While the second error was not good either, the omission of the “not” in the Sixth Commandment immediately made waves – even contemporary writers of the era made note of the King’s and the Church’s rage at Robert Barker. Indeed, he was summoned to the Star Chamber – the Inquisition-style high court responsible for hearing cases of moral and religious infractions, as opposed to more traditional criminal and civil cases. Thanks to the anger of the King and the Church, Barker was fined £300 (equivalent to about £33,800 today) and stripped of his publisher’s license – resulting in a huge blow to his business and livelihood. Later, in 1635, Barker was thrown in debtors’ prison, where he died broke in 1643. One of the only reasons that he wasn’t sentenced to death for blasphemy is simply because the Star Chamber couldn’t actually deliver death sentences – they could, however, pass down all kinds of other wonderful methods of torture such as flayings, beatings, and removal of ears, for just a few examples. Had Barker been tried by a different court – and one not known for their expedient passages of justice – it would’ve been quite likely that he could’ve been killed for his transgressions.
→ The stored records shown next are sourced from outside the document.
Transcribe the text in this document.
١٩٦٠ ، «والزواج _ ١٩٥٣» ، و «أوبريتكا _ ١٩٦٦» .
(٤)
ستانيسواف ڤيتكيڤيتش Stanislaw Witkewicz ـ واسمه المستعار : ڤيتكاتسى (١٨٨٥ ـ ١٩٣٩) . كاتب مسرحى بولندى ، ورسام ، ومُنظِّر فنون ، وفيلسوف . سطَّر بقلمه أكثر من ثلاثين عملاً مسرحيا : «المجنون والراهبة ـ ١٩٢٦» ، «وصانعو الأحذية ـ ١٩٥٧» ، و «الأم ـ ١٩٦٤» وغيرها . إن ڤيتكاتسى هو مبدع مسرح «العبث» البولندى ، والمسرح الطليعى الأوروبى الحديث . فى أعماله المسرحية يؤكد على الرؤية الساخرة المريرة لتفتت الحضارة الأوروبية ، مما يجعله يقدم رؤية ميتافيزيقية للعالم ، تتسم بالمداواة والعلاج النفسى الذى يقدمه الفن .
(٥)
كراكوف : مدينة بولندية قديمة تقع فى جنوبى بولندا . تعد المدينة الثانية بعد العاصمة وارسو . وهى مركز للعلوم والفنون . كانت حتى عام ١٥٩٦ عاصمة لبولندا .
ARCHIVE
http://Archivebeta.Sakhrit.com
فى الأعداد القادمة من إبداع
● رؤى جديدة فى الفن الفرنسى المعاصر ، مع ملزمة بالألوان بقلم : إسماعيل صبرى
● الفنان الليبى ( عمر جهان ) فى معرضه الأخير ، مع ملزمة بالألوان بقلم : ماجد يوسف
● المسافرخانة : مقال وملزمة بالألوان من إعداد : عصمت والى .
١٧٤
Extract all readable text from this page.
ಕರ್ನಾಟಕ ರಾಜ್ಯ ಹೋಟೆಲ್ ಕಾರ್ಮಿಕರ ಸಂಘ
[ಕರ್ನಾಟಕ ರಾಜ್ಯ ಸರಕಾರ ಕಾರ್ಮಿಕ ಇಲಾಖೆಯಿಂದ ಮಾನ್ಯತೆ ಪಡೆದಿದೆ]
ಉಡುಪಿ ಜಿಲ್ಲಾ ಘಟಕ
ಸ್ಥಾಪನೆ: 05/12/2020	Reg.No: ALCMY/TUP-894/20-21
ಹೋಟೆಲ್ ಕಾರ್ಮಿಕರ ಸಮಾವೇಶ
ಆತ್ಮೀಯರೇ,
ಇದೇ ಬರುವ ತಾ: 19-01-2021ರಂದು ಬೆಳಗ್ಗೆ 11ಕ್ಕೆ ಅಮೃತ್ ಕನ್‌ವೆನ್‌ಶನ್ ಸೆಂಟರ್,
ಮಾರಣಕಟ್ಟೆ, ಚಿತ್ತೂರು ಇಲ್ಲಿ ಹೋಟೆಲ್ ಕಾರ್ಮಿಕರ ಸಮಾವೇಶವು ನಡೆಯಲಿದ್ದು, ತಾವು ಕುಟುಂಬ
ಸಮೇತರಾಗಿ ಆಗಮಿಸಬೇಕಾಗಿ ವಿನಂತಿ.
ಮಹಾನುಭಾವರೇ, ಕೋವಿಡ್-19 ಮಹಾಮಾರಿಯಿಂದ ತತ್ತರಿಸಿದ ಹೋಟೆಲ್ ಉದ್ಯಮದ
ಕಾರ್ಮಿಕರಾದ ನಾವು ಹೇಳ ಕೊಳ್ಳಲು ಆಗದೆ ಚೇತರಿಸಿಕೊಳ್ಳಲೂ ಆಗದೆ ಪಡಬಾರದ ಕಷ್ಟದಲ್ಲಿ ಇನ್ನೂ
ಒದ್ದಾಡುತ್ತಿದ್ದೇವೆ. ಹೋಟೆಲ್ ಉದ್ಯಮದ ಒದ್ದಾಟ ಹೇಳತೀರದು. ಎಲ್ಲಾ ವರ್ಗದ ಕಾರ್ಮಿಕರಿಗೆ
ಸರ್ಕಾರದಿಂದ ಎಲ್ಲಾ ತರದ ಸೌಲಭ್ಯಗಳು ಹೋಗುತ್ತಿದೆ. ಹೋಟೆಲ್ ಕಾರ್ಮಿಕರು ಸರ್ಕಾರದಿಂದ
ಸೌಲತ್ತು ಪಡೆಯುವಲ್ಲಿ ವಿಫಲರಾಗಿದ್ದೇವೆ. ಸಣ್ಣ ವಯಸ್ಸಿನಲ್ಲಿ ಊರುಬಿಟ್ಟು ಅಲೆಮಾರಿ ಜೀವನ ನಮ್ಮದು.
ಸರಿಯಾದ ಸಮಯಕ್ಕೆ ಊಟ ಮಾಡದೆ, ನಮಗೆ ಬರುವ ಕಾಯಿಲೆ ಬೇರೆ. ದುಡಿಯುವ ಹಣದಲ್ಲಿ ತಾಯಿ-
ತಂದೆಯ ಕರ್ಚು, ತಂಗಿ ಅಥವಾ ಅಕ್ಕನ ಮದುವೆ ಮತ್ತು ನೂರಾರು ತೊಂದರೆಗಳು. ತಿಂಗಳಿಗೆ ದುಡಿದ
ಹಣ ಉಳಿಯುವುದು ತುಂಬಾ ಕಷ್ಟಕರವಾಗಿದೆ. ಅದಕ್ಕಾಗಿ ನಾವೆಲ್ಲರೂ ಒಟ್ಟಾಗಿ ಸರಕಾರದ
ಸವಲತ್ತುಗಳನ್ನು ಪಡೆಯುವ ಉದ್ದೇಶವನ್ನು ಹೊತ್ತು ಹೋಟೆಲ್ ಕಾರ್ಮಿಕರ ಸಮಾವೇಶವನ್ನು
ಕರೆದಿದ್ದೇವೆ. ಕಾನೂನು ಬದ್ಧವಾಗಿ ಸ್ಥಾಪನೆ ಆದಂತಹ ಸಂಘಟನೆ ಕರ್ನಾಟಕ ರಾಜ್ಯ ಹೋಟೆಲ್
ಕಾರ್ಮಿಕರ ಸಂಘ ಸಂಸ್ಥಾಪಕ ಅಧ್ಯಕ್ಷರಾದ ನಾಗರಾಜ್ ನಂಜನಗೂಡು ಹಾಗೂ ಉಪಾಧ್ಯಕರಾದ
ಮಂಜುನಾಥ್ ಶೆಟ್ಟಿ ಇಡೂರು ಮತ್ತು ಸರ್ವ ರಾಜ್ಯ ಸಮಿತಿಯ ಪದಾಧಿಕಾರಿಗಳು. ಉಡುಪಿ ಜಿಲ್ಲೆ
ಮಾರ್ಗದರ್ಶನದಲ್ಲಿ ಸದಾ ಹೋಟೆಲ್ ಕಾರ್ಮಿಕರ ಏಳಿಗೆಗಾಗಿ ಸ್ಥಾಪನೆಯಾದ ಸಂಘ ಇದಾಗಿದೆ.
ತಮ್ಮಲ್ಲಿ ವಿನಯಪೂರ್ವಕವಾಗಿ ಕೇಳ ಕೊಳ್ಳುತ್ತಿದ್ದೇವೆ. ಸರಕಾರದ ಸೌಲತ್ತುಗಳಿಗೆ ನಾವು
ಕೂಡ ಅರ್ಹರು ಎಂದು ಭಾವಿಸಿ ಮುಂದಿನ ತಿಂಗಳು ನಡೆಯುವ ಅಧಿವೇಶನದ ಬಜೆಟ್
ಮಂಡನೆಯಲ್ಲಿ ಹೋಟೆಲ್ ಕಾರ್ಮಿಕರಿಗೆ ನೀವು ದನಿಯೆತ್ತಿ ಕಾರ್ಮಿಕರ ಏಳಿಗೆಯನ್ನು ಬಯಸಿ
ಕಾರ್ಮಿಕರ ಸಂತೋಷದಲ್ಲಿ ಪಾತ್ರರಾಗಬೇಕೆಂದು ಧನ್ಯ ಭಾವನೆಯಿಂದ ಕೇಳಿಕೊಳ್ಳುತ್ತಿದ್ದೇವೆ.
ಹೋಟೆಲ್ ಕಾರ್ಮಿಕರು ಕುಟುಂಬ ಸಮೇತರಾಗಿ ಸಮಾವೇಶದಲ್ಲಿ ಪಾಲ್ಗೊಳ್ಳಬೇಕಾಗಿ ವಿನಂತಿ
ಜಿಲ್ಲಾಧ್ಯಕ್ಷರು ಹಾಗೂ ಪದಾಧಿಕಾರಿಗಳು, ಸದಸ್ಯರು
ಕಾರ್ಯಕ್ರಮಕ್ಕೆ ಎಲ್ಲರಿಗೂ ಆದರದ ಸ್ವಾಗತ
Still, debtors’ prison remains a completely shit way to go.
Thanks to the outrage over the typos, almost all copies of the Bible containing these errors were rounded up and burned – only fourteen survive into today’s age. In 1855, a rare book dealer by the name of Henry Stevens bought a copy, then the first-discovered one, and gave it the name “Wicked Bible”, which has stuck around into modern usage. In the last dozen years, four copies have come up for sale, fetching prices of between $40,000-100,000 per sale. Not bad for a book that might send you to hell if you read it.
At the end of the day, anyone who’s going to fly into a frothing rage – just because of simple mistakes such as a typo – probably shouldn’t be considered human. To the members of the Star Chamber – the defence rests.